Le plan d’actions qui figure dans la feuille de route de la grande conférence sociale de 2014 fait également une large place aux difficultés que rencontrent les seniors sur le marché du travail.

Par ailleurs, près d’un tiers des emplois aidés, qu’il s’agisse des contrats initiative emploi, les CIE, ou des contrats d’accompagnement dans l’emploi, les CAE, ont bénéficié à des demandeurs d’emploi seniors en 2014, les objectifs que nous nous étions fixés ayant même été dépassés, et plus de 45 000 demandes d’aides – et non 20 000, madame Duranton – ont été enregistrées dans le cadre des contrats de génération depuis leur création.

Ainsi que beaucoup d’entre vous l’ont rappelé, lors de son entretien télévisé du 6 novembre 2014, le Président de la République a annoncé, à propos des personnes « qui ont toutes leurs annuités et plus de 60 ans », qu’« une prestation permettra de les conduire à la retraite dans de bonnes conditions ».

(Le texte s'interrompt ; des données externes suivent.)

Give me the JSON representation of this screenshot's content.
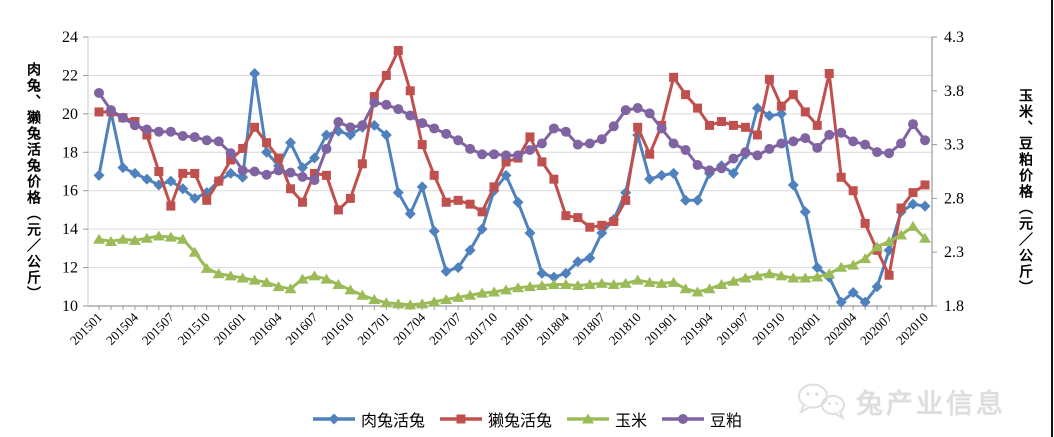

La mise en œuvre d’une telle mesure s’inscrit, vous le savez, dans un contexte particulièrement contraint sur le plan des finances publiques. En effet, la mesure doit être financée sur un budget de l’emploi qui, par ailleurs, finance aussi les mesures d’activation des demandeurs d’emploi, telles que les contrats aidés ou la garantie jeunes.

Par conséquent, un équilibre difficile, délicat doit être trouvé entre, premièrement, la protection de certains demandeurs d’emploi seniors, deuxièmement, les contraintes financières dont je viens de parler et, troisièmement, la cohérence d’ensemble des politiques de l’emploi en faveur des seniors.

Le Gouvernement a donc souhaité prendre en compte les situations individuelles les plus difficiles, tout en menant parallèlement une politique de l’emploi très active en faveur des seniors. Il souhaite tenir un discours de vérité : le rétablissement d’un équivalent de l’AER est, mesdames, messieurs les sénateurs du groupe CRC, financièrement inenvisageable.

M. Dominique Watrin. Cela ne représente pas des sommes importantes !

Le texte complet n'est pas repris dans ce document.